📌 Public Key

What is a Public Key?

A public key is a cryptographic code that allows users to receive cryptocurrencies into their accounts. The public key and the private key are the tools required to ensure the security of the crypto economy.

How a Public Key works

When a user initiates his or her first transaction with Bitcoin for example, a unique pair of a public key and a private key is created. Each of the keys consists of a long string of alphanumeric characters that help to keep a user's holdings secure in the digital ecosystem.

The private key is known to the user alone and serves as the user's digital ID. The private key authorizes the user to spend, withdraw, transfer, or carry out any other transaction from his or her account. A sophisticated algorithm is applied to the private key to generate the public key, and both keys are stored in a digital wallet.

When a transaction is initiated by a user to send to another person, the transaction has to be broadcasted to the network where distributed nodes confirm the validity of the transaction before finalizing it and recoding it on the blockchain.

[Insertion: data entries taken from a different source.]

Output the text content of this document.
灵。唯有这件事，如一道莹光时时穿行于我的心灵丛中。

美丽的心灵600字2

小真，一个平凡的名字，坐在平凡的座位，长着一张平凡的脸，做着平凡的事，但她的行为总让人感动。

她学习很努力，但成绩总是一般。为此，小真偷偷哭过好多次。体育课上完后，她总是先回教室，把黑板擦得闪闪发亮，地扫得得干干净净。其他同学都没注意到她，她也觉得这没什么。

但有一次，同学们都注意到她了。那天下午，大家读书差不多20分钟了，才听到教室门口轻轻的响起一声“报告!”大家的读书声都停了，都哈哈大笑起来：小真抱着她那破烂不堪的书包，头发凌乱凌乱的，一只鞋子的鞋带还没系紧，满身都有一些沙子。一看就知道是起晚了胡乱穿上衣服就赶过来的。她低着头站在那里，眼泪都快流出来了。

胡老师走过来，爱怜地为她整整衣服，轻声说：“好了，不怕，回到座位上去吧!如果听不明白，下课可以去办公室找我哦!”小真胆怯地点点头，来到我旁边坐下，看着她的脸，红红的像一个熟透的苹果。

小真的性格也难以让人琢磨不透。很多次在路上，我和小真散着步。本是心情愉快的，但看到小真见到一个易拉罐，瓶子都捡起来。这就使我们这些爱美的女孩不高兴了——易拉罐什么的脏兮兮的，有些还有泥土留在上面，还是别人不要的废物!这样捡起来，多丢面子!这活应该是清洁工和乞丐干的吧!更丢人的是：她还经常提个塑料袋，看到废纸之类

Before the transaction is broadcast, it is digitally signed using the private key. The signature proves ownership of the private key, although it does not divulge the details of the private key to anyone. Since a public key is fashioned from the private key, the user's public key is used to prove that the digital signature came from his private key. Once the transaction has been verified as valid, the funds are sent to the recipient's public address.

The public address is a hashed version of the public key. Because the public key is made up of an extremely long string of numbers, it is compressed and shortened to from the public address. In effect, the private key generates the public key, which, in turn, generates the public address.